Consequently, Maestro has taken steps to address the issue. However, there will be a temporary disruption in accessing tokens within liquidity pools on specific decentralized exchanges (DEXs).
Router2 Contract Flaw Exploited
The Router2 contract, a pivotal component designed to manage the logic behind token swaps, harbored a vulnerability that enabled malicious actors to execute arbitrary calls, leading to the illicit transfer of assets.
Security firm PeckShield has identified that the stolen funds found their way to the cross-chain exchange platform Railgun, a likely attempt to obfuscate their origin.
We regret to inform our users that the Maestro Router was compromised tonight. We have swiftly taken action and revoked all the router’s functionalities.
For those who were affected, full refunds will be issued out. For those who were not affected, your tokens are fully safe…
— Maestro🤖🤖 (@MaestroBots) October 25, 2023
The issue lies in the unique design of the Router2 contract, employing a proxy mechanism that facilitates alterations in the contract’s logic without necessitating a change in its address.
While this feature was intended to allow for upgradability, it inadvertently opened a gateway for unauthorized calls. Attackers leveraged this vulnerability to initiate “transferFrom” operations between any approved addresses.
The attackers exploited a simple yet powerful technique. By inputting a token address into the Router2 contract, they set the function to “transferFrom,” manipulating the sender’s details to reflect the victim’s address and redirecting the tokens to their accounts.
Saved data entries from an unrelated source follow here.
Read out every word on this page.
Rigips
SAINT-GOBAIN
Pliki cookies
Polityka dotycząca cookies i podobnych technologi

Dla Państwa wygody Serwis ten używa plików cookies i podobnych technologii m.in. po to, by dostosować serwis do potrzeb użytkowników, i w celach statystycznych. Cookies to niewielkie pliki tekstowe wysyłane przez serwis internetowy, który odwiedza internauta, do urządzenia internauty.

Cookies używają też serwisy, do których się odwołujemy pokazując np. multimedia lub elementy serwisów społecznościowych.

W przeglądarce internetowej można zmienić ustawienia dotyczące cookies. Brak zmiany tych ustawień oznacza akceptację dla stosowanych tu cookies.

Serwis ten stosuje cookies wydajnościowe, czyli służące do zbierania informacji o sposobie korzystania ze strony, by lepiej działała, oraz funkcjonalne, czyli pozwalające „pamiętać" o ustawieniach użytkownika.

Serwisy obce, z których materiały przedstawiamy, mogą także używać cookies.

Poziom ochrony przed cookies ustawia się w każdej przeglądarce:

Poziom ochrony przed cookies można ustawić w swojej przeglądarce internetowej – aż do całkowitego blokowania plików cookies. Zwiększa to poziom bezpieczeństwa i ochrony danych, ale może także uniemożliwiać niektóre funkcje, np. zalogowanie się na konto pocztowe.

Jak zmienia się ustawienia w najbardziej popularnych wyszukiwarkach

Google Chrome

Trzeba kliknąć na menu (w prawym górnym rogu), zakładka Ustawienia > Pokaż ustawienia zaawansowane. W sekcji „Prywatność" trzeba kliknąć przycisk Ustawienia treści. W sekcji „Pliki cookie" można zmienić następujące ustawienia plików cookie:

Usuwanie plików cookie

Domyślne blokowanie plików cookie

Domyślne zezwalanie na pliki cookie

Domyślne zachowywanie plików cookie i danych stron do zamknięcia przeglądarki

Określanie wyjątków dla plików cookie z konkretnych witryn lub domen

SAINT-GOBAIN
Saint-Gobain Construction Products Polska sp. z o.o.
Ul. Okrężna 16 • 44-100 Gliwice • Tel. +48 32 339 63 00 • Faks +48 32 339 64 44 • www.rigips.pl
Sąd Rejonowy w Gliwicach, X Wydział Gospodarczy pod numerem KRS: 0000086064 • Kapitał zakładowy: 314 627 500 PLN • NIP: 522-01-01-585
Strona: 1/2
This heinous tactic led to the unauthorized transfer of tokens from the victims’ accounts to those under the attackers’ control.
Maestro Hopes to Issue Refunds Promptly
Responding with commendable swiftness, Maestro took immediate action. Within 30 minutes of discovering the breach, the team replaced the compromised Router2 contract’s logic with a benign Counter contract. This tactical move effectively froze all router operations, preventing further unauthorized transfers.
While Maestro’s diligent efforts have successfully resolved the vulnerability, tokens housed in liquidity pools on prominent decentralized exchanges, including SushiSwap, ShibaSwap, and ETH PancakeSwap, will remain temporarily inaccessible as the company conducts a thorough internal review.
Assuring affected users, the Maestro team announced their commitment to refunds, hopefully within the day.
The incident comes as the popularity of Telegram-integrated bots among crypto traders is rising. Despite their convenience and ease of use, experts are raising concerns regarding the security measures implemented by these bots in handling user assets.